User Guide¶

Environment Setup¶

Create a virtual environment and install dependencies:

python -m venv venv && source venv/bin/activate
pip install -r requirements.txt

Training CSV must include bus_name, description, and bcea_code columns.
Place raw files in data/raw/; preprocessing writes cleaned splits into data/processed/ (train.csv, val.csv, test.csv).
Reference lookups (industry descriptions, mappings) live in data/reference/ and data/mappings/; keep both synced with the latest BCEA catalogue.

Full workflow (preprocess → train → evaluate):
```
python main.py --config config.yaml
```
Train on a manageable sample when the dataset is huge:
```
python main.py --config config.yaml --subset-size 50000
```
The subset is always enforced when the flag is supplied, regardless of training.subset_threshold.
Fine-tune with reviewer corrections (CSV files in data/corrections/):
```
python main.py --fine-tune --corrections-dir data/corrections
```
Force evaluation of the current promoted model without retraining:
```
python main.py --skip-training --evaluate
```

Score a new file without retraining:

python main.py --skip-training --input data/new_businesses.csv --skip-evaluation

Output columns include predicted_code, industry_description, confidence, confidence_grade, is_fallback, and two alt_* alternatives. Results are timestamped and saved under data/processed/.
Enable explanations (if supported by the model checkpoint) with --explain.

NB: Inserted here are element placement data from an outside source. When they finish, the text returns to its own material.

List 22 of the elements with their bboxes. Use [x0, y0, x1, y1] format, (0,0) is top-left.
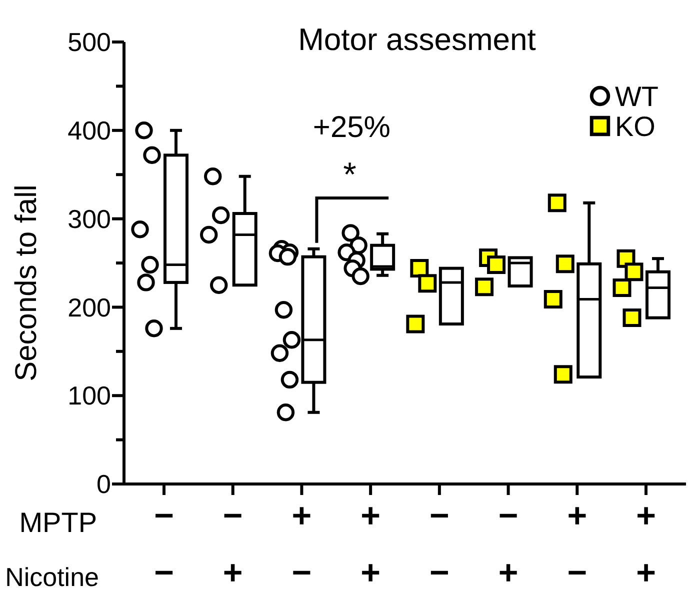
y-tick-label: 0: [96, 469, 111, 500]
annotation: *: [343, 156, 356, 194]
x-tick-label: − −: [154, 497, 174, 592]
x-tick-label: + +: [636, 497, 656, 592]
chart-title: Motor assesment: [298, 22, 536, 57]
x-tick-label: − −: [430, 497, 450, 592]
y-tick-label: 400: [68, 116, 111, 146]
text: Nicotine: [5, 562, 99, 592]
y-tick-label: 100: [68, 380, 111, 411]
legend-label: WT: [615, 81, 659, 112]
x-tick-label: − +: [498, 497, 518, 592]
text: MPTP: [19, 507, 97, 538]
x-tick-label: + −: [292, 497, 312, 592]
x-tick-label: + +: [360, 497, 380, 592]
x-tick-label: − +: [222, 497, 243, 592]
y-axis-title: Seconds to fall: [10, 184, 43, 382]
y-tick-label: 300: [68, 204, 111, 234]
legend-label: KO: [615, 111, 656, 142]
x-tick-label: + −: [567, 497, 588, 592]
annotation: +25%: [312, 111, 391, 144]
y-tick-label: 200: [68, 292, 111, 322]
y-tick-label: 500: [68, 27, 111, 58]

Start the server with python api_server.py; open http://localhost:8000/docs for Swagger UI.
Live endpoints mirror the CLI outputs: /predict/business, /predict/batch, /predict/csv (multipart upload).
Responses contain the original input, predicted code, industry description, probability, graded confidence, and ranked alternatives.

If models/best_model/ is missing, run a training job before serving predictions.
Memory warnings during training usually indicate the batch size is too high—lower training.batch_size or increase gradient_accumulation_steps.
When the CLI appears to ignore your subset request, ensure you passed --subset-size; setting only training.subset_size in the config respects the subset_threshold.